Yesterday, Exelixis (EXEL) announced Cometriq (cabozantinib) failed to improve overall survival in a pivotal study in prostate cancer. Cometriq is already approved for MTC (medullary thyroid cancer, a rare tumor type) and prostate cancer was viewed as the drug’s most significant opportunity given the large commercial opportunity ($1B+).
Following the failure in prostate cancer, investor focus moves to Exelixis’ MEK inhibitor (cobimetinib, partnered with Roche) and Cometriq in other indications. Although the news are obviously disappointing, Exelixis still has several irons in the fire, which will provide important catalysts over the next 12 months. I previously discussed these catalysts earlier this year. Cobimetinib data at ESMO
Roche will report phase III data for cobimetinib in BRAF+ melanoma at ESMO later this month (26-30 September). Roche already announced the trial, which evaluated cobi+Zelboraf vs. Zelboraf, had a positive outcome in terms of PFS (progression free survival). At ESMO, cobi’s performance will be analyzed in the context of GSK’s (GSK) MEK inhibitor, Mekinist, which was evaluated in a similar setting (BRAF+ melanoma in combination with a BRAF inhibitor).
Investors will compare 3 parameters: (i) magnitude of PFS benefit (ii) trend of improved overall survival (OS) (iii) safety profile.
Mekinist, when added to GSK’s BRAF inhibitor (Tafilnar) demonstrated a marginal PFS benefit (9.3 vs. 8.8 months, HR=0.75), which was viewed as clinically irrelevant and as a negative harbinger for the future of MEK inhibitors in general. Consequently, GSK had to withdraw its regulatory application in Europe. Since then, sentiment has changed based on a strong trend in overall survival (HR= 0.63) in favor of Mekinist + Tafinlar as well as another trial in which the combination demonstrated a statistically significant survival benefit over Zelboraf.
The PFS benchmark (a 2-week improvement) set by GSK should be easily met by the Roche’s/Exelixis’ combination but in order to differentiate cobimetinib from Mekinist the companies will have to present a 2-month difference. Some may claim that even a 2-month difference will not be sufficient for differentiation as the GSK combo demonstrated a 1.5 month PFS difference in a retrospective analysis that included patients who progressed without a confirming scan.
Down the road, the overall survival will be the more important metric (should be available next year). The overall survival benefit seen with Mekinist bodes well for cobi’s likelihood of improving OS, especially if the latter has a superior PFS benefit. Roche started its phase III trial 6 months after the initiation of the two GSK trials, so one factor that plays against cobi is the growing availability of PD-1 antibodies that may have a confounding effect on overall survival.

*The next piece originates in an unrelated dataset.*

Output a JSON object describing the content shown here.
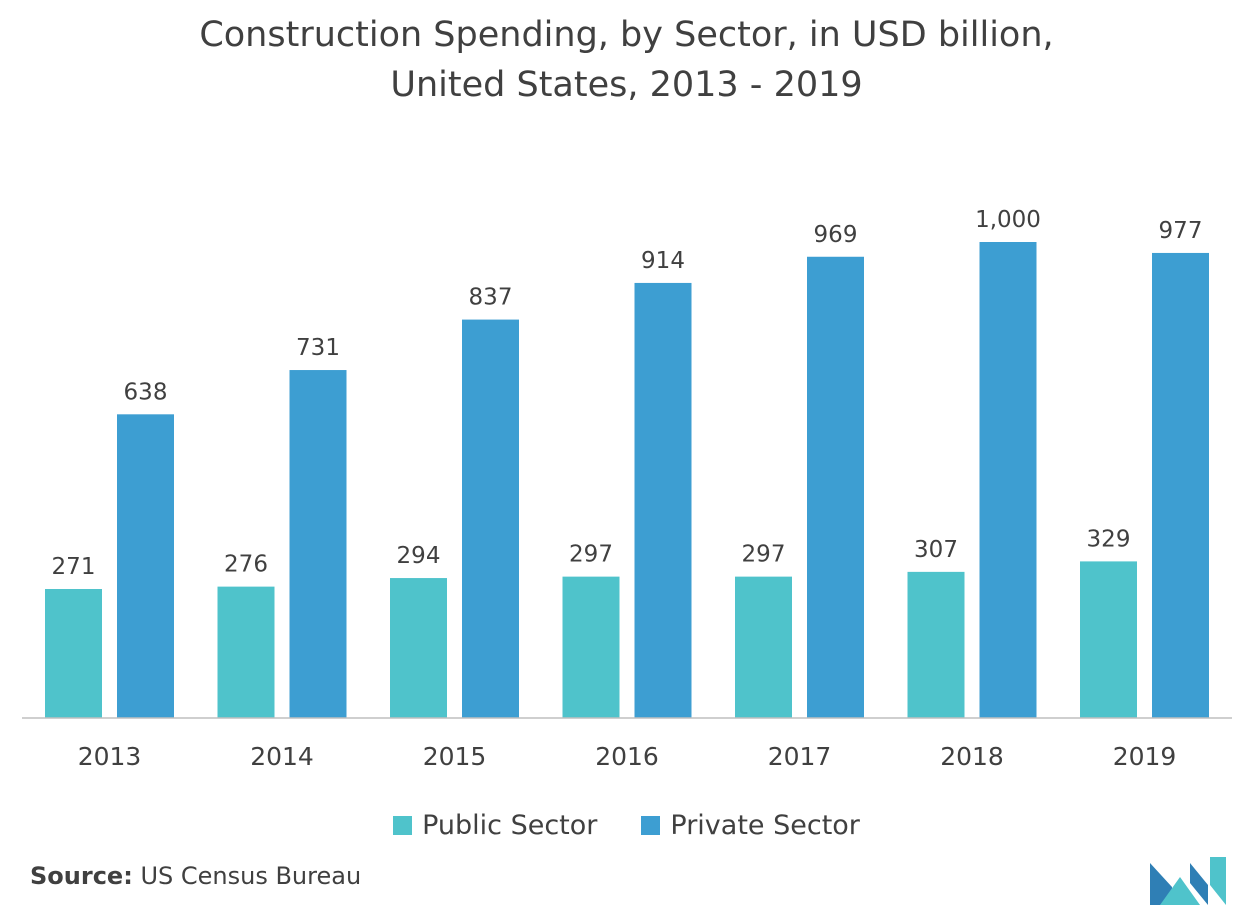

Cobi’s safety profile will become important only if it has comparable efficacy to Mekinist. The drugs belong to the same class and will probably have overlapping toxicities. One potential differentiator is the frequency of chills/fever which appears to be unique to Mekinist. Severe chills have often led to dose interruptions with Mekinist and there is no way to identify in advance patients who are more susceptible to developing it. Therefore, if cobi maintains a clean safety profile, it should be regarded as a minor advantage.
Roche is conducting additional combination studies with cobimetinib, the most important of which is with its PD-L1 antibody. The trial appears to have reached the expansion stage and is now focusing on melanoma, lung cancer and KRAS-mutant colorectal cancer. Initial data from the trial may be available in 2015.
Cometriq – Opportunities beyond prostate cancer
Cometriq is being evaluated in over 30 clinical trials across a variety of tumor types. The most relevant indications with clear catalysts in the foreseeable future are MTC, NSCLC with rare gene-fusion mutations and renal cancer.
MTC – The drug is generating sales in the US ($6.6M in Q2) and may start to generate revenues in Europe next year. An overall survival update of the phase III study is expected later in 2014. Survival benefit in RET-mutated patients will be of particular interest.
RET+ lung cancer (and potentially additional mutations) – Cometriq generated preliminary signs of activity in a small study in RET+ NSCLC patients. No updates have been released since, so it is unclear whether activity was corroborated in additional patients. Interestingly, the clinical trial was recently expanded to include patients with other rare mutations (Trk, Ros1, Axl). It is unclear whether the decision to pursue additional subsets is a result of preclinical experiments or anecdotal signs of evidence in patients.
Renal cancer – A phase III vs. Afinitor will read out in 2015. Although there is no randomized phase II data set to support this program, good activity was observed in a single- arm study. In contrast to prostate cancer, where the activity was documented in an unvalidated endpoint (bone scan resolution), the renal cancer data set includes response rate and PFS as the major efficacy endpoints.